Monday 9 July 2018

Those useless Brexiteers

Yesterday, both David Davis and Booris de Piffel Johnson resigned, 40% of Brexit ministers who, for the past two years, have been tasked of making the Brexit project real.

And they have failed.

Failed in the most spectacular way, in that, and in DD's case, he has been a Eurosceptic for the best part of two decades, and in those two decades one would have thought when you main political ambition is to take the UK out of Europe, then he might have come up with a plan. And that he is en ex TA SAS officer, then making a plan is something he knows is essential.

But he did nothing, nothing for two decades, and then once installed as Minister for Brexit, pissed around for two years, was photographed at the first meeting with Barnier, sitting across the table from the EU team, all who had a huge pile of briefing papers and forced smiles. Whilst on the other side, DD had nothing except an inane smile, as though he had just told himself a really funny joke. Some said it showed the EU bound up with paperwork, but I pointed out at the time it looked like a team going into talks well briefed.

I guess I was right about that, as time after time the EU let the UK, under DD's leadership n talks, paint itself into corner after corner, until the fallback position for NI last December settled the issue of the border with Ireland, in a worse case scenario. The UK would find it hard not to honour that, breaking a solemn undertaking in international trade talks, the first such talks it had done for itself in two generations. Not a very good symbol for Global Britain.

But DD bluffed on, huffing and puffing in front of select committees, soundbiting in Parliament, misleading the house (usually a resignation matter) in regard to impact assessments that may or may not have actually existed. May let him carry on, letting him hang himself in incompetence by giving him way too much rope, but at the same time allowing his agreements during talks box her into so many corners that there are only impossible choices left, any of which would bring her Government down. She picked a course last week, and the resulting chaos seen yesterday all came from that. As was always the case, Brexit sounds fine in the abstract, but when details are discussed or looked at, it becomes impossible.

And yet the Brexiteers plough on, Boris is probably making a play to replace May, 80 MPs attended the ERG meeting last night, more than enough if they voted to force a no confidence vote, but like always, the Brexiteers will probably stay away from doing the really brave thing, unless, as in Boris' case, it helps their own careers.

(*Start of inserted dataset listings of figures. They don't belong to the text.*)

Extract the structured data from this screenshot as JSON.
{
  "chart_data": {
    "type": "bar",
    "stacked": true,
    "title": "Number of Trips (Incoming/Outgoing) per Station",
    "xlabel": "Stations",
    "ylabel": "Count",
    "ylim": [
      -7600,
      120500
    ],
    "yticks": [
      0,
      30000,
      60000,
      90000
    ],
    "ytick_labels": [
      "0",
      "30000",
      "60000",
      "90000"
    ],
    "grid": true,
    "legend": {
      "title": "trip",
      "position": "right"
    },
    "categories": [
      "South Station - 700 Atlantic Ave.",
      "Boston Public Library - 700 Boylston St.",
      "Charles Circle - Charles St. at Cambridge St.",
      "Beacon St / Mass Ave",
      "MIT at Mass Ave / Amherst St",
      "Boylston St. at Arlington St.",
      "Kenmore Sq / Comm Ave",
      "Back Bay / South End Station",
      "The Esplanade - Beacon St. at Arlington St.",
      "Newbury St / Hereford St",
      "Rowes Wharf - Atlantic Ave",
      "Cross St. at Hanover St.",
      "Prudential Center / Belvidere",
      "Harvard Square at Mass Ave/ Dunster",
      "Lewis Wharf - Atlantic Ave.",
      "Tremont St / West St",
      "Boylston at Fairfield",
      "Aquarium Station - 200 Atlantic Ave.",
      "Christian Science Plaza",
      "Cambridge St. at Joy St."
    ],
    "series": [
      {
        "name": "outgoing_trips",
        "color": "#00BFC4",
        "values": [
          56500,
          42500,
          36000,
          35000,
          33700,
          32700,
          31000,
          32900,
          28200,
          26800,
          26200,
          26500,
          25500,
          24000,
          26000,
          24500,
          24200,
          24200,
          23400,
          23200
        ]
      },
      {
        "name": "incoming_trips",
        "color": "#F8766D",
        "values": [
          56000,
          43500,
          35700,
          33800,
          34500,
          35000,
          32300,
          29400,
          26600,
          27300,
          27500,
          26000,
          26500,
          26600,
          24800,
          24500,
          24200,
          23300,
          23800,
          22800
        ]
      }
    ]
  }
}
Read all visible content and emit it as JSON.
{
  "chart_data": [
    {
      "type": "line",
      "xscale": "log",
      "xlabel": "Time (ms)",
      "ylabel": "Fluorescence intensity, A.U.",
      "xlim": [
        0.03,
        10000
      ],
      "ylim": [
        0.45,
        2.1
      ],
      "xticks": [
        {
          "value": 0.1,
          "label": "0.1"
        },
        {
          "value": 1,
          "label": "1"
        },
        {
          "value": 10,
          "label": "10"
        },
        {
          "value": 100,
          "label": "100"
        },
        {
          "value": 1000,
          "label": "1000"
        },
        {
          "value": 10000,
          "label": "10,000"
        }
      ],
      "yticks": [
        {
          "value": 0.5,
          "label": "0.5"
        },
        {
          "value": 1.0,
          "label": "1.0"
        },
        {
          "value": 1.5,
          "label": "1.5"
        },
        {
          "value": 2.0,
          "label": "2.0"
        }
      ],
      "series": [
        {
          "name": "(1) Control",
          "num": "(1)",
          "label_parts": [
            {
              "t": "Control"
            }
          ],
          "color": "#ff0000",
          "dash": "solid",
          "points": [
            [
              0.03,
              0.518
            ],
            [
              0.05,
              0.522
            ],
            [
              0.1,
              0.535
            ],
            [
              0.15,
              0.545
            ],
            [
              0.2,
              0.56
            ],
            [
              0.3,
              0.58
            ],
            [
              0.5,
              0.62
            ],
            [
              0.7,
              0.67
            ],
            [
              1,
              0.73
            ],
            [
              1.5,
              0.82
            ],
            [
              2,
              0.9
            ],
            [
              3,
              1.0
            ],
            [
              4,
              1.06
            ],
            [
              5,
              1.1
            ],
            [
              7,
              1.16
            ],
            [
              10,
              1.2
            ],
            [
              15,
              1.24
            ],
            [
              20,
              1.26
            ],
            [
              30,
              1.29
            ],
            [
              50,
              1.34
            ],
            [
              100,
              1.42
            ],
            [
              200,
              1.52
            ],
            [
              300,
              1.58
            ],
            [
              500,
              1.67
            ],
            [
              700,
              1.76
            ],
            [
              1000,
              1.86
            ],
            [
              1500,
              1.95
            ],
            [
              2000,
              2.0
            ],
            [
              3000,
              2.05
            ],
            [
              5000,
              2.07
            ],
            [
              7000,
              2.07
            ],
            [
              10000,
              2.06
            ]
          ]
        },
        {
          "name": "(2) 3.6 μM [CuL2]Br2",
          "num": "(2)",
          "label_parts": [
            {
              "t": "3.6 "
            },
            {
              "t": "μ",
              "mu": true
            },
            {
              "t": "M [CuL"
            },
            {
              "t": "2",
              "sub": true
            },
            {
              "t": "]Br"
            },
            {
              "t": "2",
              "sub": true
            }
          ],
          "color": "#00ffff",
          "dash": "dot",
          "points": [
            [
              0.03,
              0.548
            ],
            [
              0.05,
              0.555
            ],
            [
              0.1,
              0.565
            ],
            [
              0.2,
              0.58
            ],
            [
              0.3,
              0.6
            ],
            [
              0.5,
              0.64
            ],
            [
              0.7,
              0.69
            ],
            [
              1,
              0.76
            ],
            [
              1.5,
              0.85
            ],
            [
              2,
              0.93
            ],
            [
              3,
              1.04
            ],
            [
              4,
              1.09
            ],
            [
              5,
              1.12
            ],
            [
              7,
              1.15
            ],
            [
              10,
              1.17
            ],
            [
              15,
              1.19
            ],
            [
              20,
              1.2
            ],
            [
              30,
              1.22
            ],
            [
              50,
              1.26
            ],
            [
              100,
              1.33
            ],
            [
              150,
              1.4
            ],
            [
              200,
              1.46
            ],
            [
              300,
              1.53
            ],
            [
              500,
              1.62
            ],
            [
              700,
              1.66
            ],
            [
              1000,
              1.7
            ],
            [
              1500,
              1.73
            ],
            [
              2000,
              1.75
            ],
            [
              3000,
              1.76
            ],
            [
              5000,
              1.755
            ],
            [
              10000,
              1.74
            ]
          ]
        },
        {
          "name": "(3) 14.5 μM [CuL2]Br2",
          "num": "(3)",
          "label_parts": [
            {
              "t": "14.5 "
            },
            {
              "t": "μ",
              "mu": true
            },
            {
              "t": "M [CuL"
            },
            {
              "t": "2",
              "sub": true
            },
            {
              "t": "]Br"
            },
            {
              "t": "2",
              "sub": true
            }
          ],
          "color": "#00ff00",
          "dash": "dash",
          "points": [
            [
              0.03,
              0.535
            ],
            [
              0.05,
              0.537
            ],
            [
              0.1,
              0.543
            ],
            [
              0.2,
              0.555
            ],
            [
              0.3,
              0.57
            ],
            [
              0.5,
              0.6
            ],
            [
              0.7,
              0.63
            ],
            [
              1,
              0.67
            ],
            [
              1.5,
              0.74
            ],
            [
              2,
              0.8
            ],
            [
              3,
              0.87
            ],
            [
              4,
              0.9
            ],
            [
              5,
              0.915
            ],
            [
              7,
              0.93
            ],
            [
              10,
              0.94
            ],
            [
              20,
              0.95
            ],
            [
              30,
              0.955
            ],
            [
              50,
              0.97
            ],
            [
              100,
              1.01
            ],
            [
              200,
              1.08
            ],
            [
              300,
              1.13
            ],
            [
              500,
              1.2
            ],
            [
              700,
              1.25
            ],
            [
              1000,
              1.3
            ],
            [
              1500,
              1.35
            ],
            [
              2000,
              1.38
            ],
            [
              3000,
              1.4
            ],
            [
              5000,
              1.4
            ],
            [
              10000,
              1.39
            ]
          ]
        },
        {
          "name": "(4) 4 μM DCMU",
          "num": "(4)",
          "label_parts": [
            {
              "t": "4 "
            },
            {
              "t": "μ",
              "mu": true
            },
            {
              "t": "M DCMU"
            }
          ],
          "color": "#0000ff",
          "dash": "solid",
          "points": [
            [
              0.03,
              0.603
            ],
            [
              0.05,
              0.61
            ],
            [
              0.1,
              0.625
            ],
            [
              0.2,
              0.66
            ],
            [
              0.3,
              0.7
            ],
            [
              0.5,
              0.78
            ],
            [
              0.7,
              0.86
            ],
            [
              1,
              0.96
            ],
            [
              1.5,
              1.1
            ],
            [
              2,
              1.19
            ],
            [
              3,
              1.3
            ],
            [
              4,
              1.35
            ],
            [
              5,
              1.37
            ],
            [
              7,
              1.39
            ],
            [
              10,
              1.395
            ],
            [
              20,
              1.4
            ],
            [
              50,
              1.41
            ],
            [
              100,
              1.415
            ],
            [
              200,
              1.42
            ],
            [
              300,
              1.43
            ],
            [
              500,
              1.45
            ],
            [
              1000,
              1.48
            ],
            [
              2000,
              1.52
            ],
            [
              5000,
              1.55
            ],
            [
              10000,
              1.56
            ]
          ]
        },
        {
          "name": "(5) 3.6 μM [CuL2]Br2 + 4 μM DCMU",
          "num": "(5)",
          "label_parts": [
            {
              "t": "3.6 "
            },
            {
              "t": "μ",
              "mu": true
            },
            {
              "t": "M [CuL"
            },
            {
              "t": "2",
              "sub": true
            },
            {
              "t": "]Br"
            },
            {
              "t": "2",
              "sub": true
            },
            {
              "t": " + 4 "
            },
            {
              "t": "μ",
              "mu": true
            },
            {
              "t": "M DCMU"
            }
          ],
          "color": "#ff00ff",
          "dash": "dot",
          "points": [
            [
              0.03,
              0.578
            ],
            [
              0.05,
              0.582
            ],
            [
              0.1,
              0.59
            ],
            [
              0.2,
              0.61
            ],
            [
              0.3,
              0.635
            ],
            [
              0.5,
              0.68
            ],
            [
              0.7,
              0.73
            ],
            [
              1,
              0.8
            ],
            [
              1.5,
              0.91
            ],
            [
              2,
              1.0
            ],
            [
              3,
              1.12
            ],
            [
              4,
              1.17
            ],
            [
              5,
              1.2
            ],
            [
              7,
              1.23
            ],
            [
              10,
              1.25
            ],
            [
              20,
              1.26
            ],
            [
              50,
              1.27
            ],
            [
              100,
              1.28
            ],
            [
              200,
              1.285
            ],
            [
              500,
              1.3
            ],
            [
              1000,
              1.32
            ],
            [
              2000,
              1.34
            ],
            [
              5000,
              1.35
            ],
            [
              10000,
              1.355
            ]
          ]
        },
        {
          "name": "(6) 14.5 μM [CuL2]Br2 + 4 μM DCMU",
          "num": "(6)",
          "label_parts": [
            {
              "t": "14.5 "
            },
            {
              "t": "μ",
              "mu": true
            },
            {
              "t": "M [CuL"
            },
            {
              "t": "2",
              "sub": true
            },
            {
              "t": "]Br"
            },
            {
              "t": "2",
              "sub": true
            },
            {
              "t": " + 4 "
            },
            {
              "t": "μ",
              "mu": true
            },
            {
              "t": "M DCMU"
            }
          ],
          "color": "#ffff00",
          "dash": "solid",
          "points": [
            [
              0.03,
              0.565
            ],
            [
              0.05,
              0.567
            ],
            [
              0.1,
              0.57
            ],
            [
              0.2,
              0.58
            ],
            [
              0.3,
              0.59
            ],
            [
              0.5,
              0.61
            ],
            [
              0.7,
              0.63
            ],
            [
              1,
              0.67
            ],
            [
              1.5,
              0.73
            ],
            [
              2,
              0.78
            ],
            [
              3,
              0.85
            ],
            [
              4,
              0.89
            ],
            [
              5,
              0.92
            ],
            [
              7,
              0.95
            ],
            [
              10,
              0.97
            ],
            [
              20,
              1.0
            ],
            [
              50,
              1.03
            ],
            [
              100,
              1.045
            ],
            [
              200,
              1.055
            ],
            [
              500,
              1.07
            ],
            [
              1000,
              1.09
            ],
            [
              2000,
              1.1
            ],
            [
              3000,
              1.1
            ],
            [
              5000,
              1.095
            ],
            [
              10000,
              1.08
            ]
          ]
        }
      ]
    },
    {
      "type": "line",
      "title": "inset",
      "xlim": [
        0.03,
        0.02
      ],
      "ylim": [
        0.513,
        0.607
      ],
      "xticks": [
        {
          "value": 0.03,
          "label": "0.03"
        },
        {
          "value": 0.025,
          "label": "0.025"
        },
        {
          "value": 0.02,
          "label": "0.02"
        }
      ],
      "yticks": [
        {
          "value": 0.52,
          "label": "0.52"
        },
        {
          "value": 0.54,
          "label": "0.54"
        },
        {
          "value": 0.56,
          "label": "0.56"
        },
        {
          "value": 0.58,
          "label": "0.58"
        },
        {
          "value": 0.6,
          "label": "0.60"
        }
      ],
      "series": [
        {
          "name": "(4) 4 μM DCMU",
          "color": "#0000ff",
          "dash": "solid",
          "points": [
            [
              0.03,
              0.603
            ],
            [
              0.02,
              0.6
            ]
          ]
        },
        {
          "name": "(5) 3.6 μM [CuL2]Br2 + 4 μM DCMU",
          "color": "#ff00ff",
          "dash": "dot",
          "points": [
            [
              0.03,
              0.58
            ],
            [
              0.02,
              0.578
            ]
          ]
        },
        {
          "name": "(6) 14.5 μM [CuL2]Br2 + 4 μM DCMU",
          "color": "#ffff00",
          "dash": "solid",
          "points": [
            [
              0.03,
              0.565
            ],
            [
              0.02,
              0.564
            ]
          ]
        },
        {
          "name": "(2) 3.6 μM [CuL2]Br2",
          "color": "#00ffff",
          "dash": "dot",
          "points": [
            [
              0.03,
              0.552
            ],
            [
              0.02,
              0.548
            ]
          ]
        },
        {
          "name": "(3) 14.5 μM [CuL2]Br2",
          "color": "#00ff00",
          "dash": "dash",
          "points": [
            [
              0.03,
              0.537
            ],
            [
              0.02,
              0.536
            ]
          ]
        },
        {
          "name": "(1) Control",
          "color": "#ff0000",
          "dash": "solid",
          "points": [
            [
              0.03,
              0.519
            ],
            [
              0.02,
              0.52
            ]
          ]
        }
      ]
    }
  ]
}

The Conservative Party is now fatally wounded, it will die, the two wings cannot ever be reconciled, not after these past four days, but it will probably have to fight the next election as it is, under a leader of one Brexit bent or the other, and if Labour decides to go full remain, then electoral oblivion beckons. A new centralist party will be formed, maybe with MPs from the Labour right and Tory left, joining with the Lib Dems, and who knows, peace may settle on British politics once again.

But before then, things will get worse, much, much worse. So buckle up, its going to be a bumpy ride.